One of the students in class, a young woman, reacted very negatively when I explained that we should welcome a renewed code of gentlemanliness. She complained that the gentleman’s behaviour is patronising, using the classic example of the man opening a door to let a woman pass. I replied that this is a courtesy I would not personally reject and that in order to make it less patronizing (which I don’t think it is) we just need to make it mutual: you open the door for me, I open the door for you. Actually, this renewal of general courtesy seems to me more urgent than ever: getting off the train at my university’s station is terribly stressful, as absolutely nobody gives other passengers way. A walk I took in Barcelona last week turned out to be everything except relaxing as I had to dodge constantly other pedestrians who insisted on going their way even at the risk of crashing onto me. At full speed…
I do take into account, as another student reminded me, that gentlemanliness was used hypocritically by many men throughout the 19th century. Of course, both R.L. Stevenson and Oscar Wilde, among many other authors, exposed this hypocrisy with the extreme cases of Dr. Jekyll and Dorian Gray. Yet, unless I am utterly deceived, most Victorian men who wanted to be respectable in society abided by the codes of gentlemanliness: politeness, protection of those in need, restrained behaviour, firm management of aggressive urges, care of one’s person in looks and manners. Not bad, I should think. And not just upper class: remember that working-class men have always made a great deal of being respected by their community. Perhaps being a gentleman is about making the most of the best qualities that a man possesses.
As I explained yesterday in class, unlike the Spanish ‘caballero’ which simply alludes to the medieval figure of the knight who possessed a horse (‘caballo’, of course), the Anglophone ‘gentleman’ signals that to be an ideal man one must be gentle (not just own a horse!). ‘Gentle’, unfortunately, came to be identified with that awful American word, ‘sissy’ (which derives from ‘sister’, see how misogyny always lurks behind patriarchal insults). Today, as I acknowledged in class, no man appreciates being called a ‘gentleman’, particularly the young ones, because they see that as something bland and phoney. In short, ridiculous. (Here I need a footnote to remind readers that possibly older classy men like George Clooney, or similar, do enjoy being called ‘gentlemen’).
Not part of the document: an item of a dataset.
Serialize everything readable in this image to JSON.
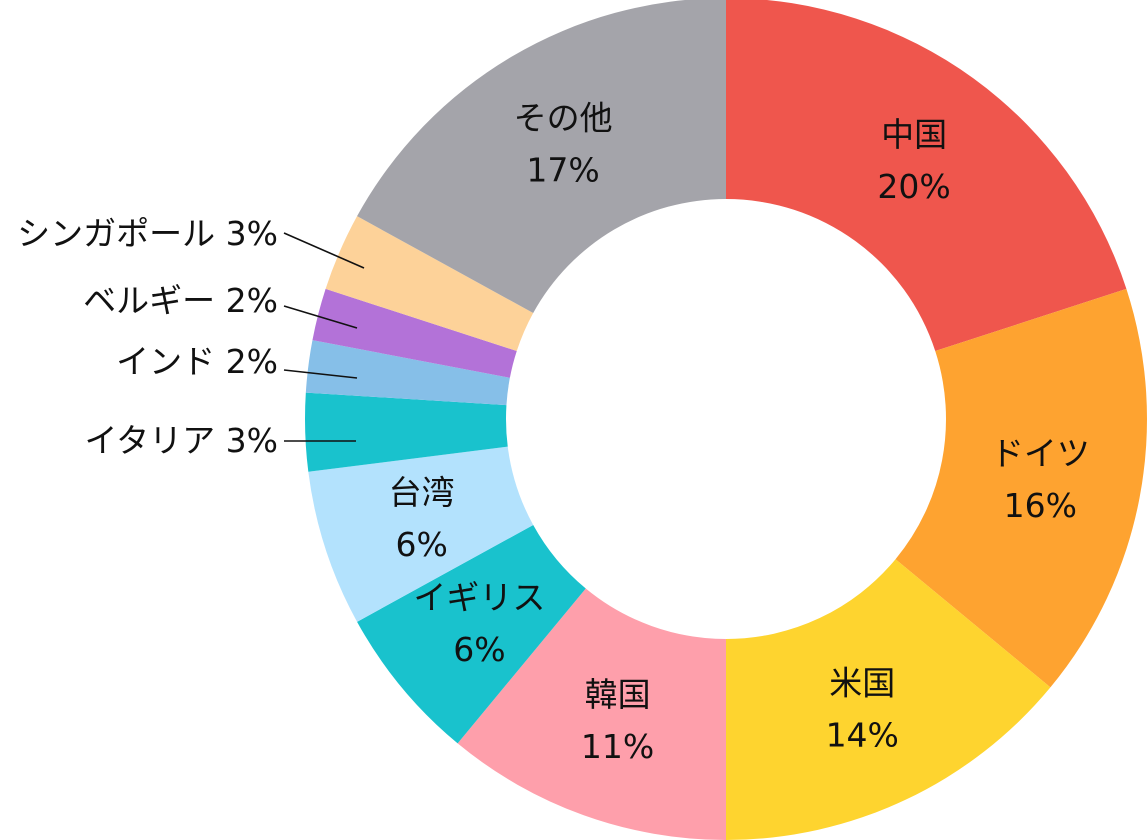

In part, the loss of the gentleman is to be blamed on WWI, when the horrified soldiers on all sides discovered that in that atrocious, mechanical war the codes of knighthood and of gentlemanliness so far ruling in warfare no longer applied. Gassing your enemies is not what gentlemen do, nor kill them by blasting them off the face of Earth and into gory smithereens. Yet, the biggest blow against the gentleman, as we know, was the feminist rejection of all notions of chivalry as patronizing (the word my student used, remember?). This does not mean that all women rejected the gentleman, as the continued popularity of fantasies like Austen’s Darcy prove. What I mean is that WWI (and later wars, like Vietnam) and 1970s radical feminism told men, in one way or another, that they needn’t pretend to be gentlemen because at heart they were only patriarchal barbarians. Many men told themselves, ‘ok, so that’s what we are’ and stopped acting as gentlemen. Others, better behaved but more puzzled, simply stopped obeying any specific ideal of manliness and got by as they could in life, navigating with great difficulties between Scylla and Charybdis, or feminism and patriarchy.